Now, Borceux (Handbook of Categorical Algebra, vol. 1, prop. 2.8.2, page 62) shows that a category is finitely cocomplete if and only if it admits an initial object and a pushout (actually, I dualized the corresponding statement). So, I deduce the existence of examples where the above construction fails to be true for arbitrary indexed sets families of objects! Can you provide some of these examples, please? Moreover, does the category have to satisfy other conditions in order to construct arbitrary coproducts via pushouts?

Best Answer

Can you provide some of these examples, please?

The most basic example is the category of finite sets. It has all finite colimits, but not all colimits (for instance, the diagram of all finite subsets of $\mathbb{N}$ has no colimit).

Another (very similar) example is the category if finitely presentable $R$-modules (where $R$ is any non-trivial ring). It has finite colimits, but not all colimits.

Moreover, does the category have to satisfy other conditions in order to construct arbitrary coproducts via pushouts?
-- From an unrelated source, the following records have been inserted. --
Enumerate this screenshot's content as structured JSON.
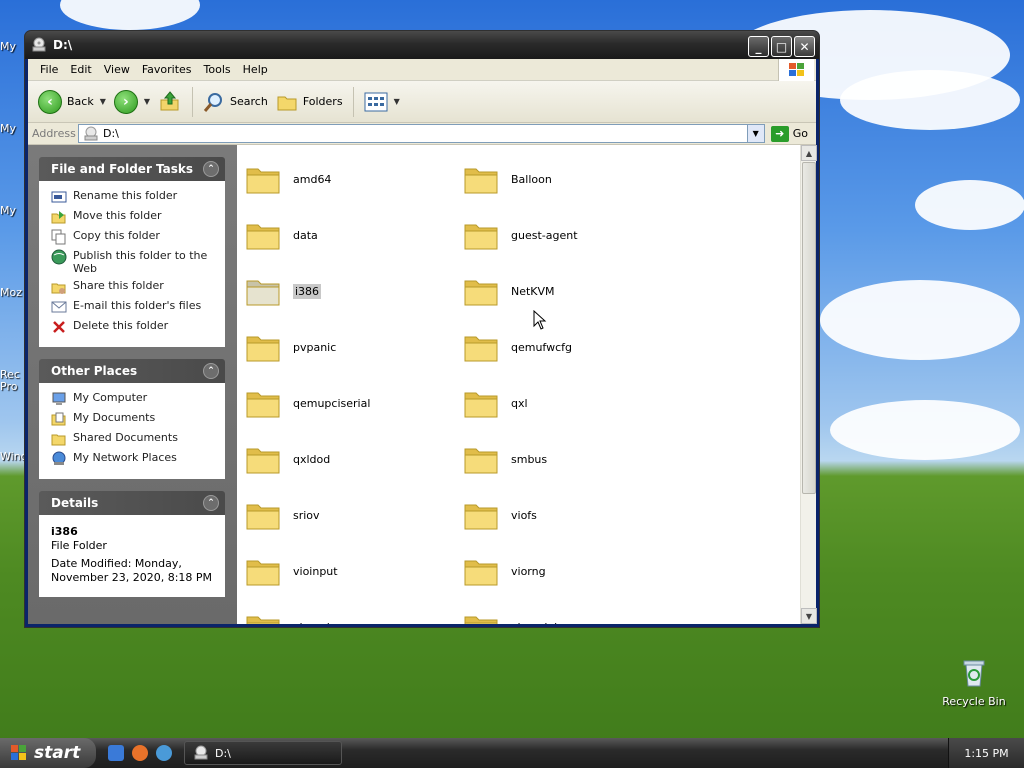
{
  "window": {
    "title": "D:\\"
  },
  "menu": {
    "items": [
      "File",
      "Edit",
      "View",
      "Favorites",
      "Tools",
      "Help"
    ]
  },
  "toolbar": {
    "back_label": "Back",
    "search_label": "Search",
    "folders_label": "Folders"
  },
  "address": {
    "label": "Address",
    "value": "D:\\",
    "go_label": "Go"
  },
  "tasks_panel": {
    "title": "File and Folder Tasks",
    "items": [
      {
        "label": "Rename this folder",
        "icon": "rename-icon"
      },
      {
        "label": "Move this folder",
        "icon": "move-icon"
      },
      {
        "label": "Copy this folder",
        "icon": "copy-icon"
      },
      {
        "label": "Publish this folder to the Web",
        "icon": "globe-icon"
      },
      {
        "label": "Share this folder",
        "icon": "share-icon"
      },
      {
        "label": "E-mail this folder's files",
        "icon": "email-icon"
      },
      {
        "label": "Delete this folder",
        "icon": "delete-icon"
      }
    ]
  },
  "places_panel": {
    "title": "Other Places",
    "items": [
      {
        "label": "My Computer",
        "icon": "computer-icon"
      },
      {
        "label": "My Documents",
        "icon": "documents-icon"
      },
      {
        "label": "Shared Documents",
        "icon": "folder-icon"
      },
      {
        "label": "My Network Places",
        "icon": "network-icon"
      }
    ]
  },
  "details_panel": {
    "title": "Details",
    "name": "i386",
    "type": "File Folder",
    "modified_line1": "Date Modified: Monday,",
    "modified_line2": "November 23, 2020, 8:18 PM"
  },
  "files": [
    {
      "name": "amd64",
      "selected": false
    },
    {
      "name": "Balloon",
      "selected": false
    },
    {
      "name": "data",
      "selected": false
    },
    {
      "name": "guest-agent",
      "selected": false
    },
    {
      "name": "i386",
      "selected": true
    },
    {
      "name": "NetKVM",
      "selected": false
    },
    {
      "name": "pvpanic",
      "selected": false
    },
    {
      "name": "qemufwcfg",
      "selected": false
    },
    {
      "name": "qemupciserial",
      "selected": false
    },
    {
      "name": "qxl",
      "selected": false
    },
    {
      "name": "qxldod",
      "selected": false
    },
    {
      "name": "smbus",
      "selected": false
    },
    {
      "name": "sriov",
      "selected": false
    },
    {
      "name": "viofs",
      "selected": false
    },
    {
      "name": "vioinput",
      "selected": false
    },
    {
      "name": "viorng",
      "selected": false
    },
    {
      "name": "vioscsi",
      "selected": false
    },
    {
      "name": "vioserial",
      "selected": false
    }
  ],
  "desktop": {
    "recycle_bin_label": "Recycle Bin",
    "stubs": [
      "My",
      "My",
      "My",
      "Moz",
      "Rec",
      "Pro",
      "Wind"
    ]
  },
  "taskbar": {
    "start_label": "start",
    "task_item_label": "D:\\",
    "clock": "1:15 PM"
  }
}
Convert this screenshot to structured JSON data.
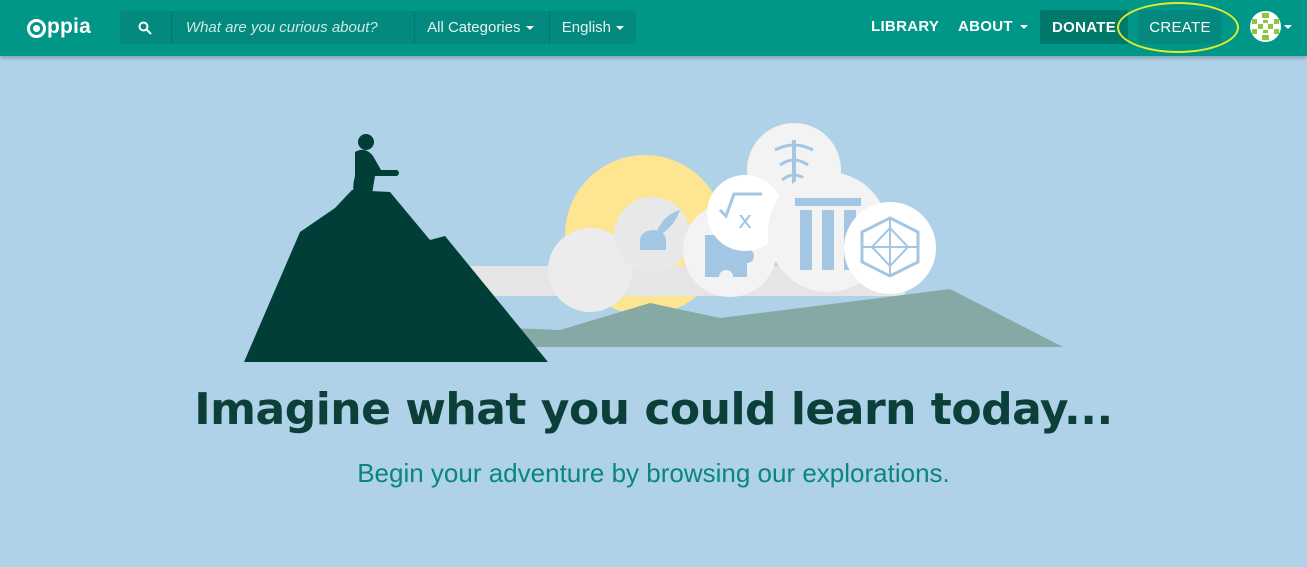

Have a look at the concept of a wide pushout. These are colimits indexed by graphs which are rooted trees of height $1$. The usual case of a pushout is of the tree with two children:

$\begin{array}{ccc} \bullet & \leftarrow & \bullet & \rightarrow & \bullet \end{array}$

But you can also have more edges:

$\begin{array}{ccc} & &\bullet && \\ && \uparrow && \\ \bullet & \leftarrow & \bullet & \rightarrow & \bullet \end{array}$

or

$\begin{array}{ccc} & &\bullet && \\ && \uparrow && \\ \bullet & \leftarrow & \bullet & \rightarrow & \bullet \\ && \downarrow && \\ & &\bullet && \end{array}$

So diagrams of this shape consist of morphisms $(S \to X_i)_{i \in I}$, and the wide pushout $(X_i \to P)$ is the universal family of morphisms making all $S \to X_i \to P$ equal.

A category is cocomplete if it has an initial object and all wide pushouts. In fact, you already know that it has coequalizers, and wide pushouts along the initial object provide arbitrary coproducts, and with coequalizers and coproducts all colimits can be built.